The data showed the adverse effects of co-trimoxazole on sperm quality and testes morphology which was protected partially by folic acid co-administration in rats. The underlying mechanism (s) needs further investigations.
长期服用柳氮磺胺吡啶后有男性不育的报道,然而,复方新诺明对精子质量的确切影响存在争议。
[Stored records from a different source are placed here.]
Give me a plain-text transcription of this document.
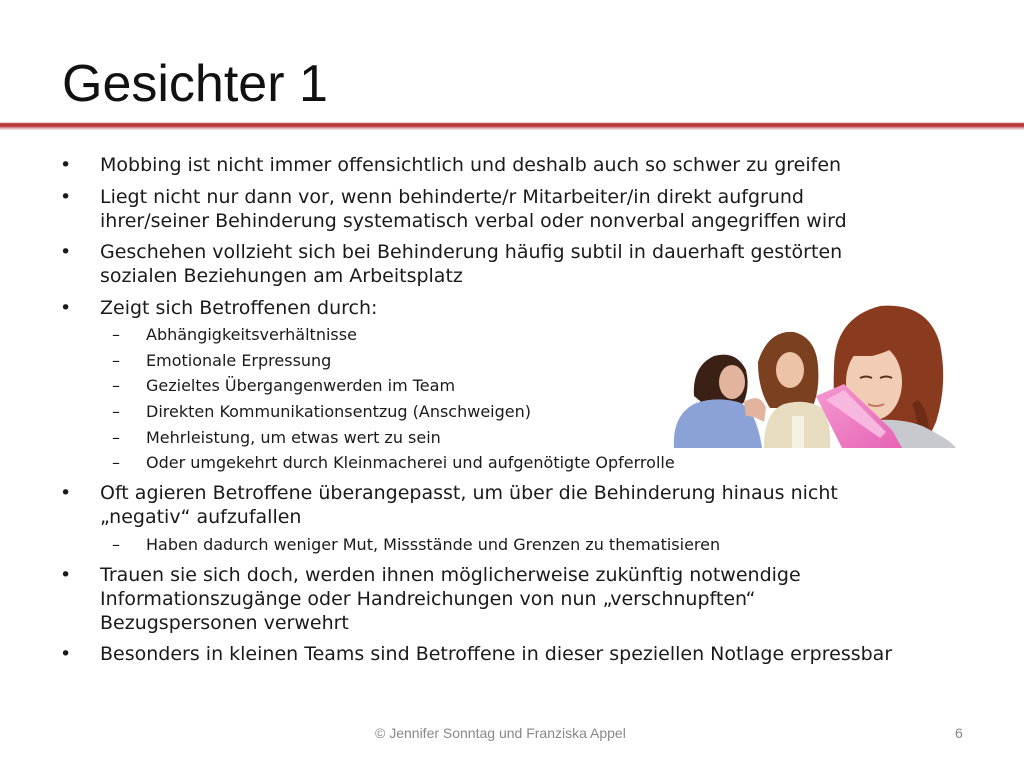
Gesichter 1
• Mobbing ist nicht immer offensichtlich und deshalb auch so schwer zu greifen
• Liegt nicht nur dann vor, wenn behinderte/r Mitarbeiter/in direkt aufgrund
ihrer/seiner Behinderung systematisch verbal oder nonverbal angegriffen wird
• Geschehen vollzieht sich bei Behinderung häufig subtil in dauerhaft gestörten
sozialen Beziehungen am Arbeitsplatz
• Zeigt sich Betroffenen durch:
– Abhängigkeitsverhältnisse
– Emotionale Erpressung
– Gezieltes Übergangenwerden im Team
– Direkten Kommunikationsentzug (Anschweigen)
– Mehrleistung, um etwas wert zu sein
– Oder umgekehrt durch Kleinmacherei und aufgenötigte Opferrolle
• Oft agieren Betroffene überangepasst, um über die Behinderung hinaus nicht
„negativ“ aufzufallen
– Haben dadurch weniger Mut, Missstände und Grenzen zu thematisieren
• Trauen sie sich doch, werden ihnen möglicherweise zukünftig notwendige
Informationszugänge oder Handreichungen von nun „verschnupften“
Bezugspersonen verwehrt
• Besonders in kleinen Teams sind Betroffene in dieser speziellen Notlage erpressbar
© Jennifer Sonntag und Franziska Appel	6
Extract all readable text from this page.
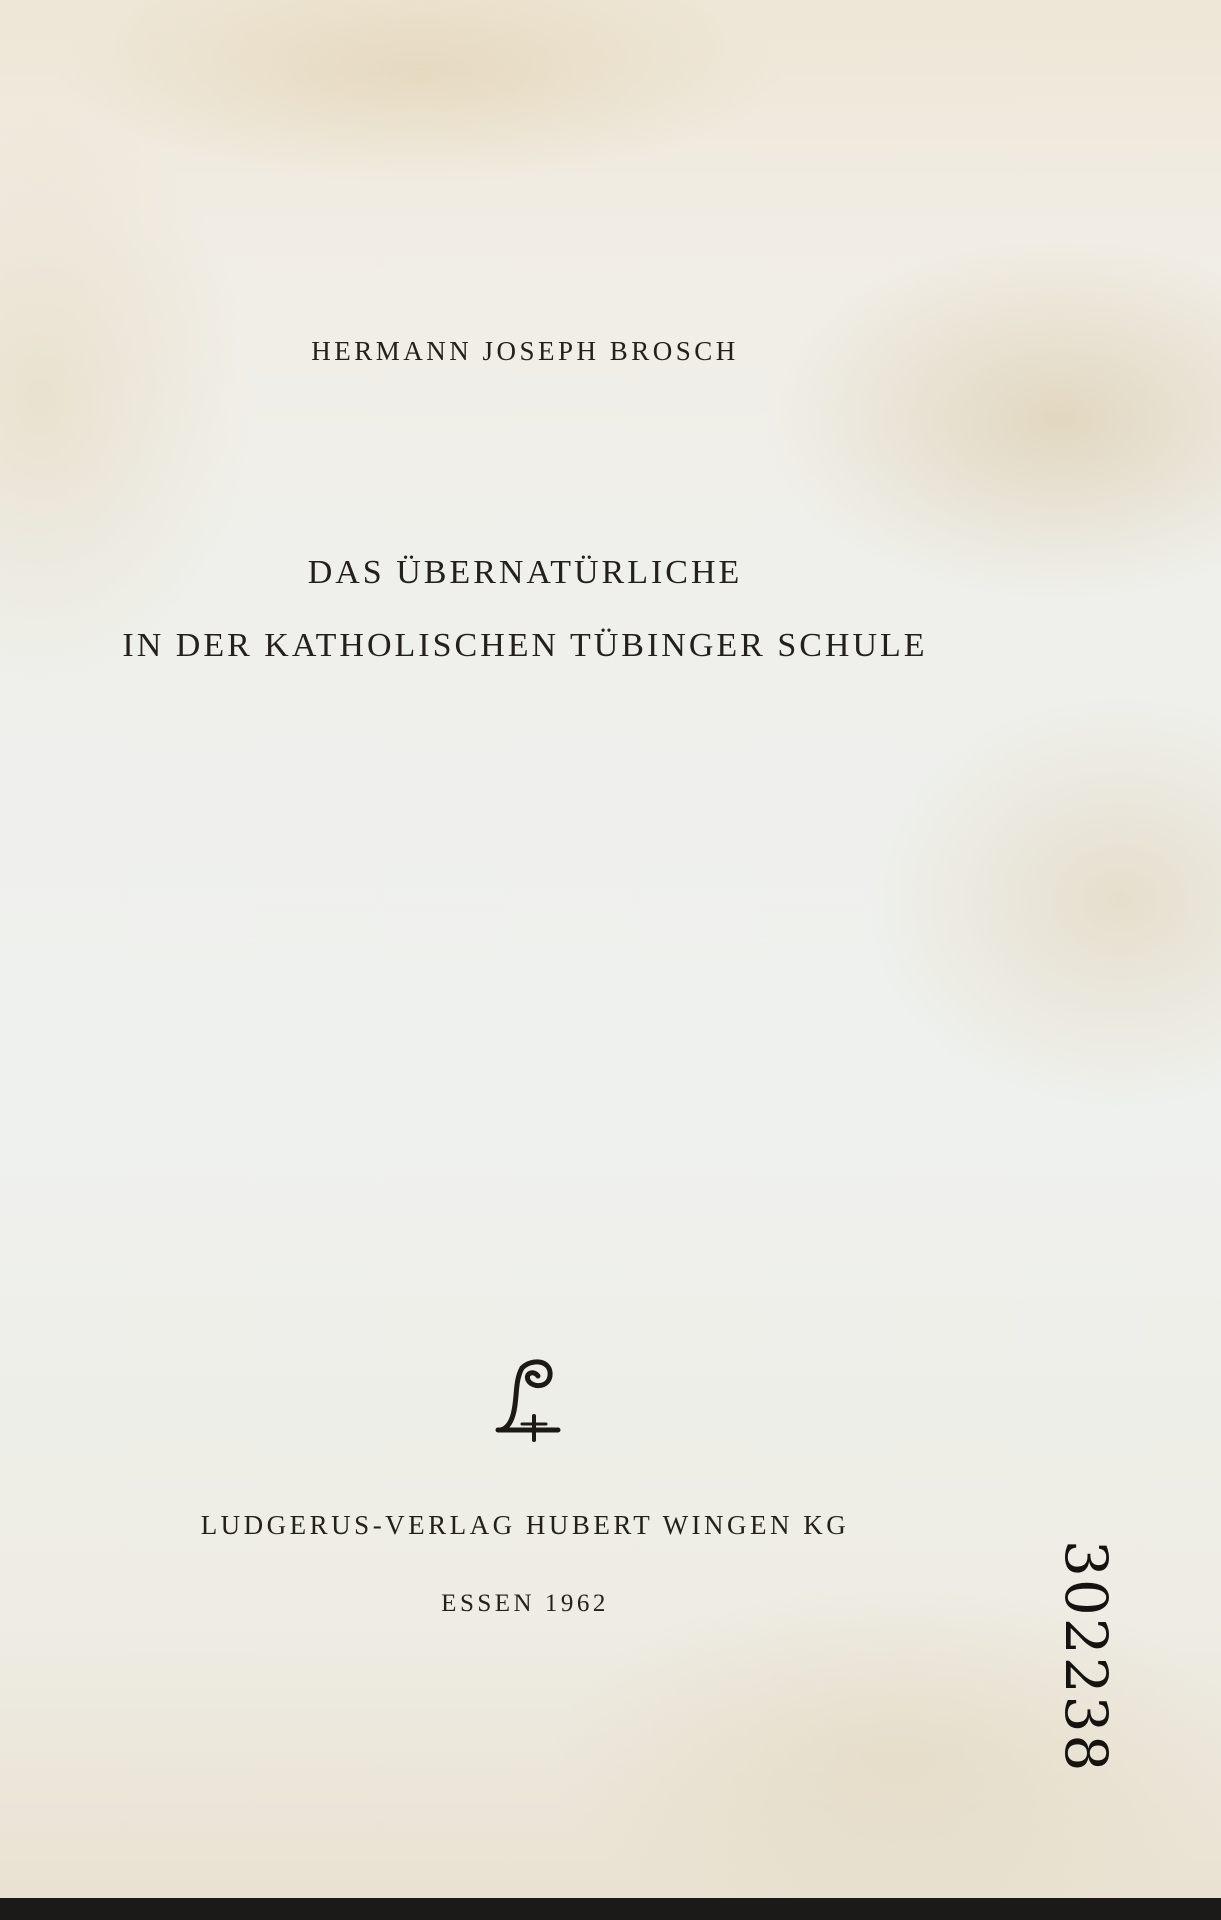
HERMANN JOSEPH BROSCH
DAS ÜBERNATÜRLICHE
IN DER KATHOLISCHEN TÜBINGER SCHULE
LUDGERUS-VERLAG HUBERT WINGEN KG
ESSEN 1962	302238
在本研究中,我们评估了复方新诺明及其与叶酸联合应用对雄性大鼠精子质量和睾丸组织学变化的影响。
在本实验研究中,136只雄性Wistar大鼠被分为9组:I组(对照组),II组(溶剂对照组)接受生理盐水,III组:接受叶酸(1毫克/千克/每日腹腔注射),IV - IX组接受复方新诺明(30、60和120毫克/千克/每日;腹腔注射)+叶酸(1毫克/千克/每日;腹腔注射),持续14天或28天。在14天和28天结束时从每组获取精子样本。在血细胞计数器上评估精子数量、活力和存活率。对苏木精和伊红染色的睾丸进行评估,以在光学显微镜下观察睾丸间质细胞数量、血管分布、精子细胞、精母细胞以及生精小管直径平均值。
与对照组相比,复方新诺明治疗14天或28天均导致精子数量、活力和存活率百分比显著降低(p<0.001)。此外,与溶剂对照组相比,高剂量的复方新诺明导致睾丸结构异常(生精小管直径、精子细胞和精原细胞)显著减少(p<0.001)。叶酸与复方新诺明联合应用部分逆转了高剂量复方新诺明(60和120毫克/千克/每日)导致的精子质量下降和结构异常(p<0.001)。
数据显示复方新诺明对精子质量和睾丸形态有不良影响,而在大鼠中叶酸联合应用可部分保护这些影响。其潜在机制需要进一步研究。